Un militaire français, le sergent-chef Florian Montorio, a été tué, et trois autres soldats français ont été blessés, samedi 18 avril, dans le sud du Liban, lors d’une attaque contre des casques bleus, a annoncé le président français Emmanuel Macron en début d’après-midi.
« La nation s’incline avec respect et adresse son soutien aux familles de nos soldats et à tous nos militaires engagés pour la paix au Liban. Tout laisse à penser que la responsabilité de cette attaque incombe au Hezbollah. La France exige des autorités libanaises qu’elles arrêtent immédiatement les coupables et prennent leurs responsabilités aux côtés de la [Force intérimaire des Nations unies au Liban (Finul)], a écrit le chef de l’Etat français sur le réseau social X.
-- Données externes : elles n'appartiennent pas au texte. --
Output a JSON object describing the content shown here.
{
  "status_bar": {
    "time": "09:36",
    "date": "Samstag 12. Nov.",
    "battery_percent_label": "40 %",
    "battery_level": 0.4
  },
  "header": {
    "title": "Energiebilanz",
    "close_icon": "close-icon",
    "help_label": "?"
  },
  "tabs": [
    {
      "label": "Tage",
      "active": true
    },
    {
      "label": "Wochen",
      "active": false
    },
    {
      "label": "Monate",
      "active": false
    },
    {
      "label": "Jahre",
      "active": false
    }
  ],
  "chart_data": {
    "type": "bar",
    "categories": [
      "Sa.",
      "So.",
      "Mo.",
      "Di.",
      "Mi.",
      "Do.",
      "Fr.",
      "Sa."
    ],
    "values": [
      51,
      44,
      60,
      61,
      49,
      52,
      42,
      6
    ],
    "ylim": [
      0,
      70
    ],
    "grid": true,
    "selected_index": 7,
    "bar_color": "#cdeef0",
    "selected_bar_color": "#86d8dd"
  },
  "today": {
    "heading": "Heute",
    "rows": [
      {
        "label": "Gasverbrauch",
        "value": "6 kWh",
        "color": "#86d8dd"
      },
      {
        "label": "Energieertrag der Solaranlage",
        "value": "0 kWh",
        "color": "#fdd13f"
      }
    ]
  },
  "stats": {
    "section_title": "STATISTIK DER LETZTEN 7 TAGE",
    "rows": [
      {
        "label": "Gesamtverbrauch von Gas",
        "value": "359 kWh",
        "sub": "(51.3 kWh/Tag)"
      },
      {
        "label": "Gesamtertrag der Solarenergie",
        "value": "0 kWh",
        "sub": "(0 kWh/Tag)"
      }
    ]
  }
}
Emmanuel Macron s’est entretenu samedi avec le président libanais, Joseph Aoun, et le premier ministre, Nawaf Salam, leur demandant de « garantir la sécurité des soldats de la Finul ». Il a appelé Beyrouth « à faire toute la lumière sur [cette attaque], à identifier et poursuivre sans délai les responsables et à tout mettre en œuvre pour garantir la sécurité des soldats de la Finul qui ne doivent en aucun cas être pris pour cibles », a fait savoir l’Elysée.
Joseph Aoun a « fermement » condamné « l’attaque ciblée contre le contingent français » et a assuré que « le Liban ne va permettre aucun laxisme dans la poursuite des personnes impliquées », selon un communiqué de la présidence. Le sergent-chef Montorio, rattaché au 17e régiment du génie parachutiste de Montauban, a été tué « par un tir direct à l’arme légère », a précisé la ministre des armées, Catherine Vautrin, sur X.
« Il était en mission d’ouverture d’itinéraire vers un poste de la Finul isolé depuis plusieurs jours par les combats dans la zone, il a été pris dans une embuscade par un groupe armé à très courte distance. Touché immédiatement par un tir direct à l’arme légère, il est relevé sous le feu par ses camarades, qui ne parviennent pas à le réanimer », a-t-elle détaillé, en soulignant que ce « sous-officier expérimenté » avait déjà été « déployé plusieurs fois en opération ».